Viñedos de Vernaccia alrededor de San Gimignano, Toscana. Este fino vino blanco es referenciado por los personajes de Boccaccio que se aislaron. Giovanni Boscherino / Alamy
Se dice que los florentinos también buscaron “curas” culinarias. Tommaso del Garbo, profesor de medicina en Bolonia y Perugia, aconsejó rellenar la boca con clavos, y luego comer “dos rebanadas de pan empapadas en el mejor vino” como remedio. Sin embargo, la confusión sobre lo que realmente curó la plaga se repite a lo largo del relato de Boccaccio. La gente comenzó a adivinar los preventivos, o a rechazarlos por completo.
Según Boccaccio, surgieron dos extremos, que pueden sonar muy familiares a los lectores modernos que deciden aprovechar o no la reapertura de bares y restaurantes. Aunque no se impuso oficialmente un cierre durante la Peste Negra, algunos florentinos se escondieron voluntariamente. Restringieron su dieta a comidas simples y sólo bebieron pequeñas cantidades de vino fino para sostenerse; se propusieron “evitar todo tipo de lujos, […] comer y beber muy moderadamente de las más delicadas viandas y los más finos vinos”. Creían que la gula era una causa fundamental de la plaga y pensaban que “vivir con templanza y evitar todo exceso” les protegería. Uno de los vinos finos que preferían era probablemente el Vernaccia; descrito en el Decamerón como un “buen vino blanco”. Todavía se considera uno de los mejores blancos de Italia hoy en día.
Otros siguieron una ruta diferente. Florencia fue diezmada y su población sólo recuperó los números anteriores a la plaga en el siglo XIX. Ante una muerte casi segura, muchos se lanzaron entre los moribundos por una taza de cerveza y sostuvieron que “beber libremente, […] sin escatimar en satisfacer el apetito, era el remedio soberano para un mal tan grande”. Los bares eran una vista regular, con ciudadanos desesperados “recurriendo día y noche, ahora a esta taberna, ahora a esa, bebiendo con total desprecio por la regla o la medida”. Surgió una extraña política de puertas abiertas, en la que la gente invitaba a los transeúntes a entrar a tomar una copa. “Los propietarios, al ver que la muerte era inminente, se habían vuelto tan temerarios de su propiedad como de su vida”, escribe Boccaccio. Poco sabían del verdadero alcance de su imprudencia – los científicos han descubierto desde entonces que los humanos infectados con la neumonía de la peste transmitían las gotas infecciosas a través de la tos y los estornudos.
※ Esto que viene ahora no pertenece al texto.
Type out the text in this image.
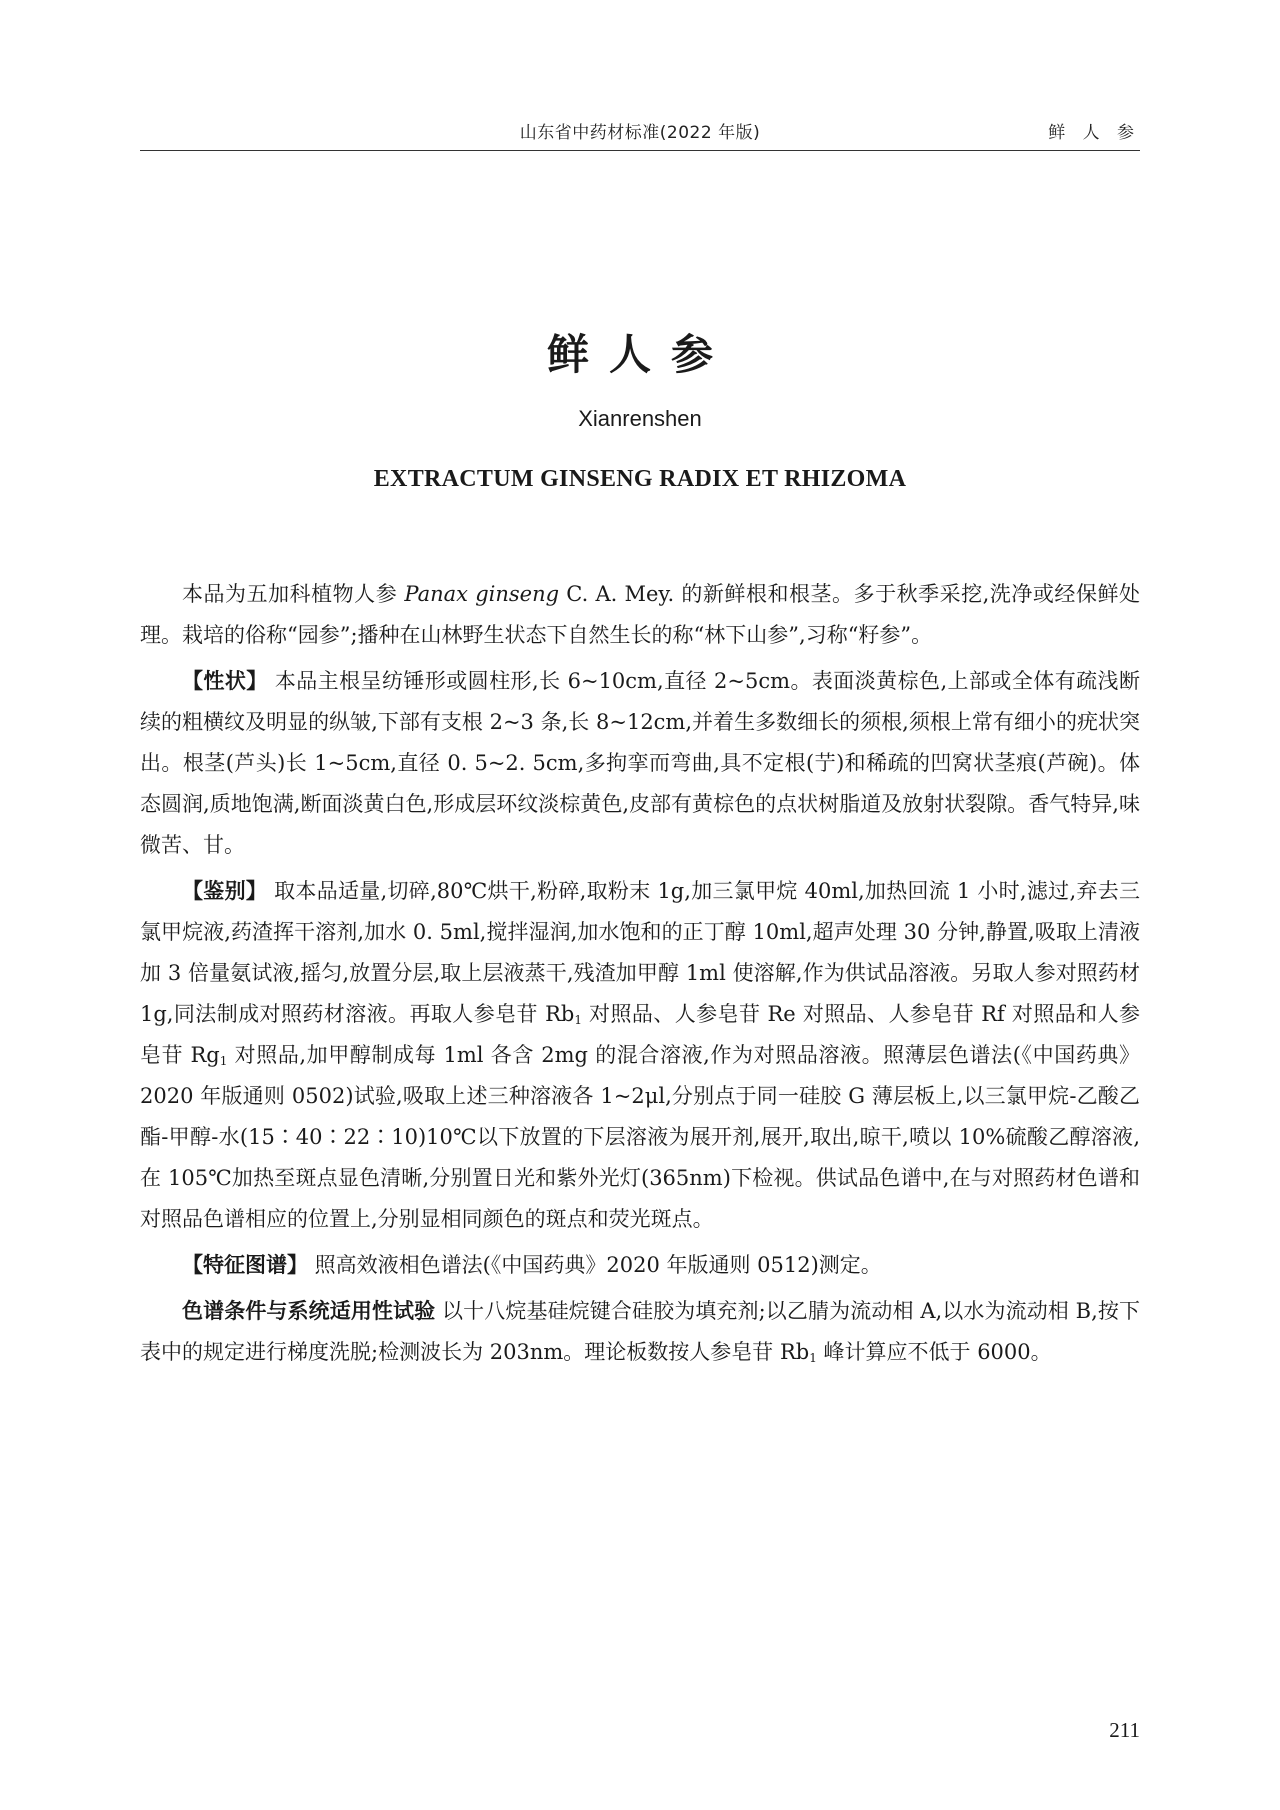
山东省中药材标准(2022 年版)	鲜 人 参
鲜人参
Xianrenshen
EXTRACTUM GINSENG RADIX ET RHIZOMA

本品为五加科植物人参 Panax ginseng C. A. Mey. 的新鲜根和根茎。多于秋季采挖,洗净或经保鲜处理。栽培的俗称“园参”;播种在山林野生状态下自然生长的称“林下山参”,习称“籽参”。

【性状】 本品主根呈纺锤形或圆柱形,长 6~10cm,直径 2~5cm。表面淡黄棕色,上部或全体有疏浅断续的粗横纹及明显的纵皱,下部有支根 2~3 条,长 8~12cm,并着生多数细长的须根,须根上常有细小的疣状突出。根茎(芦头)长 1~5cm,直径 0. 5~2. 5cm,多拘挛而弯曲,具不定根(艼)和稀疏的凹窝状茎痕(芦碗)。体态圆润,质地饱满,断面淡黄白色,形成层环纹淡棕黄色,皮部有黄棕色的点状树脂道及放射状裂隙。香气特异,味微苦、甘。

【鉴别】 取本品适量,切碎,80℃烘干,粉碎,取粉末 1g,加三氯甲烷 40ml,加热回流 1 小时,滤过,弃去三氯甲烷液,药渣挥干溶剂,加水 0. 5ml,搅拌湿润,加水饱和的正丁醇 10ml,超声处理 30 分钟,静置,吸取上清液加 3 倍量氨试液,摇匀,放置分层,取上层液蒸干,残渣加甲醇 1ml 使溶解,作为供试品溶液。另取人参对照药材 1g,同法制成对照药材溶液。再取人参皂苷 $Rb_1$ 对照品、人参皂苷 Re 对照品、人参皂苷 Rf 对照品和人参皂苷 $Rg_1$ 对照品,加甲醇制成每 1ml 各含 2mg 的混合溶液,作为对照品溶液。照薄层色谱法(《中国药典》2020 年版通则 0502)试验,吸取上述三种溶液各 1~2μl,分别点于同一硅胶 G 薄层板上,以三氯甲烷-乙酸乙酯-甲醇-水(15∶40∶22∶10)10℃以下放置的下层溶液为展开剂,展开,取出,晾干,喷以 10%硫酸乙醇溶液,在 105℃加热至斑点显色清晰,分别置日光和紫外光灯(365nm)下检视。供试品色谱中,在与对照药材色谱和对照品色谱相应的位置上,分别显相同颜色的斑点和荧光斑点。

【特征图谱】 照高效液相色谱法(《中国药典》2020 年版通则 0512)测定。

色谱条件与系统适用性试验 以十八烷基硅烷键合硅胶为填充剂;以乙腈为流动相 A,以水为流动相 B,按下表中的规定进行梯度洗脱;检测波长为 203nm。理论板数按人参皂苷 $Rb_1$ 峰计算应不低于 6000。

211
Es comprensible que los florentinos sintieran que necesitaban un trago. incamerastock / Alamy
¿Cómo se sentían los dos grupos el uno con el otro? Claramente algunos esperaban que la enfermedad pudiera ser controlada, mientras que otros, consumidos con desesperación, recurrieron a la bebida compulsiva. Boccaccio describe una creciente paranoia entre la comunidad: “El ciudadano evitaba al ciudadano, […] los parientes se mantenían distantes, y nunca se encontraban, o pero raramente”. Sin embargo, el autor se niega a condenar de todo corazón a ninguna de las partes; la “furia de la peste” fue tan grave que no hubo ganadores y no hubo tiempo para la superioridad moral. La gente moría sola, los cuerpos se apilaban y la mayoría de los edificios se vaciaban de sus antiguos ocupantes.
El propio Boccaccio prefería una tercera vía: huir al campo. Pero para aquellos que no podían irse, Florencia, asolada por la peste, se convirtió en una ciudad en la que “cada hombre era libre de hacer lo que era correcto a sus ojos”. Podría decirse que ambas opciones tenían sus méritos.